Signal an die Politik
Angst vor Randale? „Hatte heute nur meine Frau“, sagt Matthias Karl mit Blick auf seine zwei Söhne. Tatsächlich hatten sich viele Familien in den friedlichen Protestzug gereiht. Begleitet wurde er von einem beachtlichen, aber dezent agierenden Polizeiaufgebot. Ob diese klassische Form der Demonstration noch zweckmäßig sei, wisse er allerdings auch nicht, so Matthias Karl. Wichtig sei ihm die Botschaft: „Ich glaube, dass die gesamte zivilgesellschaftliche Bewegung in dieser Woche wahrgenommen wird“, sagt der Familienvater. „Es ist ein Signal, das die Politik nicht ignorieren kann.“
In die sonnenbeschienene, fast zweistündige Schlusskundgebung auf dem Rathausmarkt platzten am Ende nicht nur erstaunte chinesische Reisegruppen, sondern auch Aktivisten der „Yes we camp“-Bewegung. Sie fordern das Menschenrecht aufs Zelten, konkret ein bislang verweigertes Anti-G20-Camp mit Übernachtungsmöglichkeit während der Gipfeltage. Mit dem spontanen Lager aus einem Dutzend Zelten solidarisierten sich die Protestler mit dem unterbundenen Zeltlager auf Entenwerder.
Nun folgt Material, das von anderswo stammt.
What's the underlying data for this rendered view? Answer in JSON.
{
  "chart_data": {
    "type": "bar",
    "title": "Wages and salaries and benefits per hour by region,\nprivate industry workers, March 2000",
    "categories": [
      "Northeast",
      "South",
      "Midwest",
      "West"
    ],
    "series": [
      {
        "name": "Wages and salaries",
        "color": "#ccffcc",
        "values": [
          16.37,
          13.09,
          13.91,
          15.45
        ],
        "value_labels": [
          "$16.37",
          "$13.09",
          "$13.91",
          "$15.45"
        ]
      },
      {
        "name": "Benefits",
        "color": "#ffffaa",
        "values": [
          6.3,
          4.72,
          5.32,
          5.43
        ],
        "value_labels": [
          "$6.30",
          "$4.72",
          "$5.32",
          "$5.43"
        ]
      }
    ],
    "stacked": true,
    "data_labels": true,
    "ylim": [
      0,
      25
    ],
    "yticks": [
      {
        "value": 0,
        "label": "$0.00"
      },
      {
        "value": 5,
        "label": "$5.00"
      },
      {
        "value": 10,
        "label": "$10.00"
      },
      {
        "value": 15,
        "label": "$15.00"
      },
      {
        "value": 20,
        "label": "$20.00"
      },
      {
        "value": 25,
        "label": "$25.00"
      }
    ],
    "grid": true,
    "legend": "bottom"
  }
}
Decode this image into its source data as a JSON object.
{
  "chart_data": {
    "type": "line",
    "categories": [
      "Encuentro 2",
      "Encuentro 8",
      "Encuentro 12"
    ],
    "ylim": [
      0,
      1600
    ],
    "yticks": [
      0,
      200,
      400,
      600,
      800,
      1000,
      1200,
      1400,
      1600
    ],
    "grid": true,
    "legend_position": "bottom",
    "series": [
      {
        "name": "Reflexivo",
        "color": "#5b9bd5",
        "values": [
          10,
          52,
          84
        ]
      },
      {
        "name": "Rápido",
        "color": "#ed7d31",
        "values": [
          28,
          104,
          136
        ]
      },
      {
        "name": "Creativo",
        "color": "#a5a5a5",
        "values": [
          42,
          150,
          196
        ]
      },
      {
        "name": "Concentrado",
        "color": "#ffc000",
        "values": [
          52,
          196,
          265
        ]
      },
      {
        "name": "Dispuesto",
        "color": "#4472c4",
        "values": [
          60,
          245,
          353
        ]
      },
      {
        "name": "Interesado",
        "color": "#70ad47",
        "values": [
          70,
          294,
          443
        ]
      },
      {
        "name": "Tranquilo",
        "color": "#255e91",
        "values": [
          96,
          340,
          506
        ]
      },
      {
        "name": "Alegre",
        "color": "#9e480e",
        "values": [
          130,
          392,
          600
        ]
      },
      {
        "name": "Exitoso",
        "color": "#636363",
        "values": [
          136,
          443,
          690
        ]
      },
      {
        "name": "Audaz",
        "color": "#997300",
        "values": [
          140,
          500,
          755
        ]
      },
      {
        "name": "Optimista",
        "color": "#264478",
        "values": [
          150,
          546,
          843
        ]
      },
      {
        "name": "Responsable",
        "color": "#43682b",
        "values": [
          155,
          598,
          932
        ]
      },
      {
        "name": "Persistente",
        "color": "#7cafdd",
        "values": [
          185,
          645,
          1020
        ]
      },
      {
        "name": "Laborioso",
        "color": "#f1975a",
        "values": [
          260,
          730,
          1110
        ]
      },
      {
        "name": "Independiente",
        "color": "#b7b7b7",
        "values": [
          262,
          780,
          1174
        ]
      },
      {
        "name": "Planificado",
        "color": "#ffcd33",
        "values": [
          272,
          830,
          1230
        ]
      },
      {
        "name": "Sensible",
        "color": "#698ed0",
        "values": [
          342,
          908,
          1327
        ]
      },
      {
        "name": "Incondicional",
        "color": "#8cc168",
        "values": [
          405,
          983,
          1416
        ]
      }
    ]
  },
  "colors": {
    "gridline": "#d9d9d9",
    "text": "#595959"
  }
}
Von der Bühne gab es für die Zeltenden viel Zuspruch. Kritik musste sich dagegen Polizeipräsident Ralf Martin Meyer für die Entscheidung zu Entenwerder gefallen lassen. Gleichwohl sei die Zusammenarbeit der Polizei mit der „G20-Protestwelle“ gut gewesen, wie die Veranstalter betonten. Zuvor hatte schon Campact-Gründer Christoph Bautz die Stadt zur Aufhebung der Demonstrationszone während des G20-Gipfels aufgefordert.